New entry requirements have been announced for travellers from our region entering Germany. The German government has classed the Provence-Alpes-Cote d'Azur region as "high risk" meaning that as from this Sunday, 8 August, anyone entering Germany from the region who doesn't have a health pass showing that they are fully vaccinated or have recovered from Covid-19 will have to quarantine for 10 days. It's possible to reduce the period to five days by having a negative test. Other regions afftcted by the German government's requirements are Occitanie, Corsica and various French overseas territories.
Firefighters in the Var responded to a blaze in undergrowth in the vicinity of the recycling centre in Cogolin yesterday evening. The combined intervention of land and air vehicles made it possible to bring the fire under control quickly. Firefighters said that 3000 m2 of vegetation and rubbish was destroyed, but many hectares were preserved.

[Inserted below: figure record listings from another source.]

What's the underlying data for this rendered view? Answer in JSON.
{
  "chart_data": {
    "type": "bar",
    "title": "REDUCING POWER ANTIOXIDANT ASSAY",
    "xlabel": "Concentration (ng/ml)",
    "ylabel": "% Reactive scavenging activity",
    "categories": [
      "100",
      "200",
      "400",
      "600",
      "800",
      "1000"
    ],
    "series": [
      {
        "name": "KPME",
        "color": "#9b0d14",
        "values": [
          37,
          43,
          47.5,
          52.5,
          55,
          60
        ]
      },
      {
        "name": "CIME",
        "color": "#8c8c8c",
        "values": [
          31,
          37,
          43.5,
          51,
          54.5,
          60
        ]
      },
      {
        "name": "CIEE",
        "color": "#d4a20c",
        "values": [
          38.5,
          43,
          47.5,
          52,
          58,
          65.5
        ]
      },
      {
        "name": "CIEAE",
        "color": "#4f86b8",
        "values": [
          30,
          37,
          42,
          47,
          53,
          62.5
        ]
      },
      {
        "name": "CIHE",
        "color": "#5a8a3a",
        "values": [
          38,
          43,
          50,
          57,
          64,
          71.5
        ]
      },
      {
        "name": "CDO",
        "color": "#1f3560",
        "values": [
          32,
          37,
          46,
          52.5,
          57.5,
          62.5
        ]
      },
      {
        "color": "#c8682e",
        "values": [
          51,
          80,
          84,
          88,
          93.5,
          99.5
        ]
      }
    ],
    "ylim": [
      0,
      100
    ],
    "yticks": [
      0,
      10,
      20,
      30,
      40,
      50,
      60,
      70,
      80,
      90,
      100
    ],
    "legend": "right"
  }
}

German manufacturing output fell by 1.3% in June according to new data from the government statistics office. Economists had expected it to increase by 0.5%.
The board of UK supermarket chain Morrisons has recommended a revised takeover offer from a private equity consortium. The new offer, worth £6.7bn, still needs to be approved by Morrisons shareholders.
UK supermarket operator Asda has announced that CEO and President Roger Burnley has stepped down from the business following completion of a transition period under new ownership. The new owners thanked Mr. Burnley for his contribution and said that a process to recruit his replacement is ongoing.
Olympics....Kate French won Great Britain's 18th gold medal in Tokyo in the modern pentathlon.
The USA have beaten Australia to claim gold in the women's beach volleyball.
In cycling, Great Britain's Laura Kenny and Katie Archibald claimed Madison gold. The win means that Kenny has become the first British woman to win gold at three Olympic Games.
Great Britain's Jack Carlin won bronze in the men's sprint cycling.
Great Britain's women hockey team have won bronze after a 4-3 victory over India.
Britain's sprint relay teams won silver and bronze medals and Laura Muir won silver in the 1500m.
Tennis....Roger Federer has withdrawn from both the Toronto and Cincinnati Masters because of a knee injury. The Toronto Masters starts this coming Monday and the Cincinnati Masters is a week later. At the moment, it's not known if Federer will compete in the US Open which starts on 30 August.